Looking at two recent frontpaged nodes, I see some ugly critters there, where some non-Ascii characters should be. The nodes are
Seven habits of highly careful coders and
Yet Another Perl/PHP/CF/NET Comparison Question, both under the header "new mediations". The characters are intended to be just curly single and double quotes, but for each character you can see two characters there, which appear to be the bytes representing these characters in UTF-8. They look like this, on the frontpage:
- When he asks “How can I be more careful?”, We usually answer. “That is up to you to figure out” After some thought I’m not sure this is the right approach.
- I'm concerned that they claim they can code Perl but havenÂ’t even heard of CPAN.
Now the odd thing is that if you go look on their own node, it looks just fine:
- When he asks “How can I be more careful?”, We usually answer. “That is up to you to figure out” After some thought I’m not sure this is the right approach.
- I'm concerned that they claim they can code Perl but haven’t even heard of CPAN.
So it looks to me like the data is just fine in the database.
Now, one can only guess what is happening, but a possibility to look into is that a plain ISO-Latin-1 text string could be concatenated with something that Perl has flagged as a UTF-8 string. Whenever that happens, perl will "promote" the ISO-Latin-1 string to UTF-8, turning each of the bytes with value >= 128 into two or three bytes.

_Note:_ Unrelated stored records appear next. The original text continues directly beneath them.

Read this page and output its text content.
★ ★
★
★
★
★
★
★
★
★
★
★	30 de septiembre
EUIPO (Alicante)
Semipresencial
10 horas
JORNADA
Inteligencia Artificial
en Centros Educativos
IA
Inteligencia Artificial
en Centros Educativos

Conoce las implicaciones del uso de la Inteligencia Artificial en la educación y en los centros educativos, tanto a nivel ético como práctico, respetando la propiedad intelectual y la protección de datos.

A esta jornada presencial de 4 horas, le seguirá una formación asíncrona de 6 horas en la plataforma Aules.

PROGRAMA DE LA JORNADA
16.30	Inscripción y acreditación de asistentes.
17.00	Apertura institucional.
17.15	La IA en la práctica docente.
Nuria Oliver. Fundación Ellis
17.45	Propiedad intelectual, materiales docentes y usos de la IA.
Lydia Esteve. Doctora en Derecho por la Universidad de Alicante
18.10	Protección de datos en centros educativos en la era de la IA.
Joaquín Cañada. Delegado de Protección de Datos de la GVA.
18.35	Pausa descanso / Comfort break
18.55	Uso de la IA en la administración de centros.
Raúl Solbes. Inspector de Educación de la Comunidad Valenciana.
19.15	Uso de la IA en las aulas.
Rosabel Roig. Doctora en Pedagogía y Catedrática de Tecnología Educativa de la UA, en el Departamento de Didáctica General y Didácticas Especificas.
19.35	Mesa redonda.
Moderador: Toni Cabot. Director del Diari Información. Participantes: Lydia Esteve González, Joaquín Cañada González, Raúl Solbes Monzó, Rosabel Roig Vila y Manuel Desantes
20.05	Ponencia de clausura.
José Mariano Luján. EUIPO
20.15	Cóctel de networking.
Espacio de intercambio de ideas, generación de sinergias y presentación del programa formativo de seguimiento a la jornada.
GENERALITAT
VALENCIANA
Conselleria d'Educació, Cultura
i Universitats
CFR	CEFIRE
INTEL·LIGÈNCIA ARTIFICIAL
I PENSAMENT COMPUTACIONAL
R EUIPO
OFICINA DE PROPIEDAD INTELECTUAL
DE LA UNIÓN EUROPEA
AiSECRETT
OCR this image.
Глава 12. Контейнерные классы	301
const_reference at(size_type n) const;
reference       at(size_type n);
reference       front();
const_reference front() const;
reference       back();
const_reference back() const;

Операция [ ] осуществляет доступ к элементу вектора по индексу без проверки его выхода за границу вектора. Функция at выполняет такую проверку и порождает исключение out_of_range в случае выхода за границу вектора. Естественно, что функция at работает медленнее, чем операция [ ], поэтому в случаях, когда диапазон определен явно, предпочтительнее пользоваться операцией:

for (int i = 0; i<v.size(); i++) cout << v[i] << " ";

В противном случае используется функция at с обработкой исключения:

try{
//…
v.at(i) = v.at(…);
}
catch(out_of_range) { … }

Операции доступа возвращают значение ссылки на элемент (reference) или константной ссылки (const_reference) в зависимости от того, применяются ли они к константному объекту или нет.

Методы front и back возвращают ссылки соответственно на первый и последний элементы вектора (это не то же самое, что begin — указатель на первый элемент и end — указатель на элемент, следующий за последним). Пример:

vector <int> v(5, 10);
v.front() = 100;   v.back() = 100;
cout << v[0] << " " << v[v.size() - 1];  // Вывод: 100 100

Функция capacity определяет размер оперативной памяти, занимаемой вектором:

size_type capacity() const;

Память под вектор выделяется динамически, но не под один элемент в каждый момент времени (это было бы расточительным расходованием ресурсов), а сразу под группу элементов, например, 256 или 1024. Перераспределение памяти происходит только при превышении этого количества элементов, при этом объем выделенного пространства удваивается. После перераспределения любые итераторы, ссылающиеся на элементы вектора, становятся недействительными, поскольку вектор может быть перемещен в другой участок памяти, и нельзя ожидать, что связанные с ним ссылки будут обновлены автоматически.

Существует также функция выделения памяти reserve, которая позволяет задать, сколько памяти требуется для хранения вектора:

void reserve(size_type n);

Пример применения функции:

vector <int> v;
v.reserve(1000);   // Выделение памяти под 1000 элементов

A possible fix, to be on the safe side, it's applicable everywhere, is to make every non-Ascii character an entity, either named entities as by using HTML::Entities, or as numerical entities like ¥, where the number is nothing but the ordinal character code in the Unicode/Latin-1 character set.
n.b. These characters in the above posts are actually not in the ISO-Latin-1 repertoire. They are in the Windows character set, though, which is compatible with ISO-Latin-1 plus a few extra printable characters. So in order to be according to the rules, their numerical value should be replaced by their ordinal value in Unicode.
update So the author of my first example fixed up his node, thereby removing my evidence. :( Well I found another one here.